El fin de los sentidos o el sinfín de sensaciones… el poder del sonido

  • Te oigo respirar, alterado, junto a mi oído. Me excita escucharte así. Es como el sonido del mar cuando las olas lo vuelven desapacible. Me gusta porque sé lo que viene después. Eres silencioso en general y, precisamente por eso, cada uno de los pequeños ruidos que salen de tu boca se convierte en apasionante para mí. Jadeas, gimes tímidamente y, bastante a menudo, suspiras.
  • Tú suspiras, yo suspiro, nosotros suspiramos. ¡Cuánto significado en cada suspiro! Suspiros de deseo en su mayoría. Suspiros de y con ansiedad. Suspiros que significan cosas unas veces descifrables y otras muchas encriptadas. Pero siempre, suspiros que me provocan y provocan reacciones en mí.
  • La fricción de nuestros cuerpos también produce sonidos. Más livianos, difícilmente perceptibles en ocasiones y otras más contundentes. No sueles ser muy hablador, pero ayer, cuando me pedías que te mordiera más fuerte, me ponías como una moto.
  • El agradable silencio después de la tempestad también me resulta muy atractivo. Me acurruco junto a ti. Me gusta, con tu respiración aún alterada, escuchando los latidos de tu corazón, feliz, sonriente y sin necesidad de palabras. Algunas veces la gente menosprecia los silencios porque los considera incómodos. Sin embargo, disfrutar de un silencio puede llegar a ser tan importante como deleitarse con la mejor obra de jazz. Muchas veces, en la tranquilidad de ese silencio, me quedo dormida hasta que tu voz me saca de mi sueño. Y no lo cambiaría por nada del mundo. Aunque sea para irte, me encanta abrir los ojos y que estés ahí, como si hubieras estado velando por mi bienestar.
  • Te debo tocarte algo, y quiero hacerlo. Quiero que oigas esa parte de mí. No sé si te gustará o no, porque yo estoy torpe y mi piano está desafinado, pero seguimos siendo yo y mis teclas. Quiero enseñarte más de mi, que me oigas más, que me sientas más. Al fin y al cabo, el oído es, de los cinco sentidos, uno de los más importantes, por no decir el que más…

(Todo lo que mis cinco sentidos perciben de ti es maravilloso)

Veo, veo. ¿Qué ves?

 

Mis fantasías contigo suelen empezar con una de tus miradas. No sabes -o, mejor dicho, sí sabes-, los estragos que llegan a causarme. Tienes un catálogo muy surtido: pasionales, juguetonas, retadoras… Y, aunque muchas son aún un misterio para mí, todas y cada una de ellas consiguen provocarme.

A  veces siento cómo me miras y evito mirate. Otras, sin embargo, me gusta levantar la vista y que estés ahí sonriendo, como un diablillo al que no le importa nada que le hayan pillado haciendo una travesura. Algunas de tus miradas hacen que me asalten deseos de levantarme y besarte hasta la saciedad. Y otras, sin embargo, me intrigan tanto que desearía estar dentro de tu cabeza.

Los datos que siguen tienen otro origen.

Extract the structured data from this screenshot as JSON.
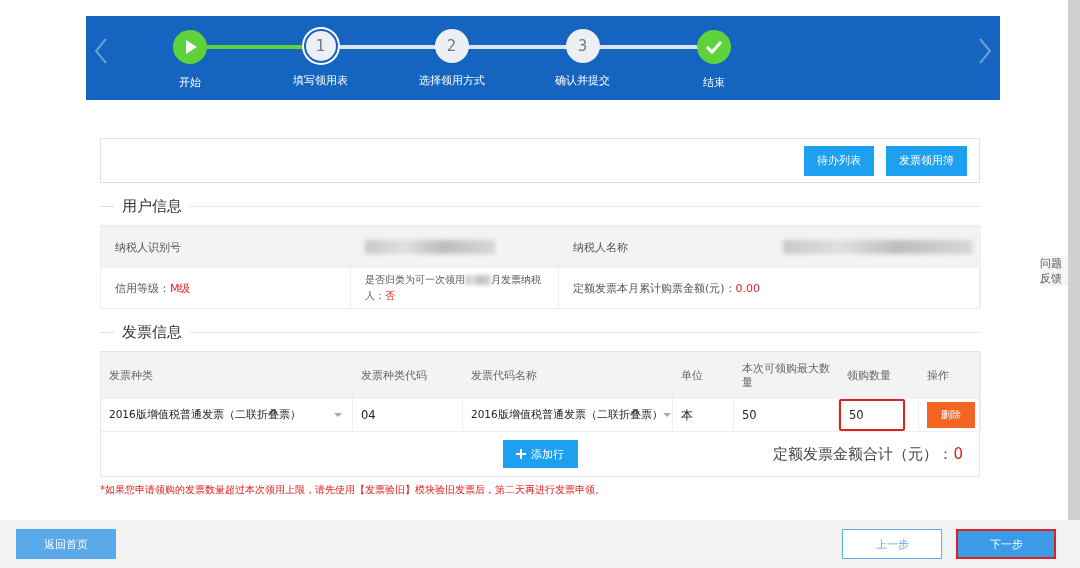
{
  "steps": [
    {
      "kind": "play",
      "label": "开始",
      "selected": false
    },
    {
      "kind": "number",
      "number": "1",
      "label": "填写领用表",
      "selected": true
    },
    {
      "kind": "number",
      "number": "2",
      "label": "选择领用方式",
      "selected": false
    },
    {
      "kind": "number",
      "number": "3",
      "label": "确认并提交",
      "selected": false
    },
    {
      "kind": "check",
      "label": "结束",
      "selected": false
    }
  ],
  "toolbar": {
    "buttons": [
      "待办列表",
      "发票领用簿"
    ]
  },
  "user_info": {
    "title": "用户信息",
    "taxpayer_id_label": "纳税人识别号",
    "taxpayer_name_label": "纳税人名称",
    "credit_label": "信用等级：",
    "credit_value": "M级",
    "quarterly_label_start": "是否归类为可一次领用",
    "quarterly_label_end": "月发票纳税人：",
    "quarterly_value": "否",
    "amount_label": "定额发票本月累计购票金额(元)：",
    "amount_value": "0.00"
  },
  "invoice_info": {
    "title": "发票信息",
    "columns": [
      "发票种类",
      "发票种类代码",
      "发票代码名称",
      "单位",
      "本次可领购最大数量",
      "领购数量",
      "操作"
    ],
    "rows": [
      {
        "type": "2016版增值税普通发票（二联折叠票）",
        "type_code": "04",
        "code_name": "2016版增值税普通发票（二联折叠票）",
        "unit": "本",
        "max": "50",
        "quantity": "50",
        "quantity_highlighted": true,
        "action": "删除"
      }
    ],
    "add_row": "添加行",
    "total_label": "定额发票金额合计（元）：",
    "total_value": "0"
  },
  "note": "*如果您申请领购的发票数量超过本次领用上限，请先使用【发票验旧】模块验旧发票后，第二天再进行发票申领。",
  "footer": {
    "home": "返回首页",
    "prev": "上一步",
    "next": "下一步",
    "next_highlighted": true
  },
  "feedback": [
    "问题",
    "反馈"
  ]
}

Sin embargo, debo reconocer que me gusta el juego. Cada mañana me levanto y, al quitarme la ropa para meterme en la ducha, ya empiezo a pensar qué me voy a poner. Debo confesar que me pongo de lo que se me pasa más por la cabeza y más me apetece lo que creo que más miradas puede provocar en tí. No olvido mi vena práctica, pero sí, cada pienso más en "seducirte".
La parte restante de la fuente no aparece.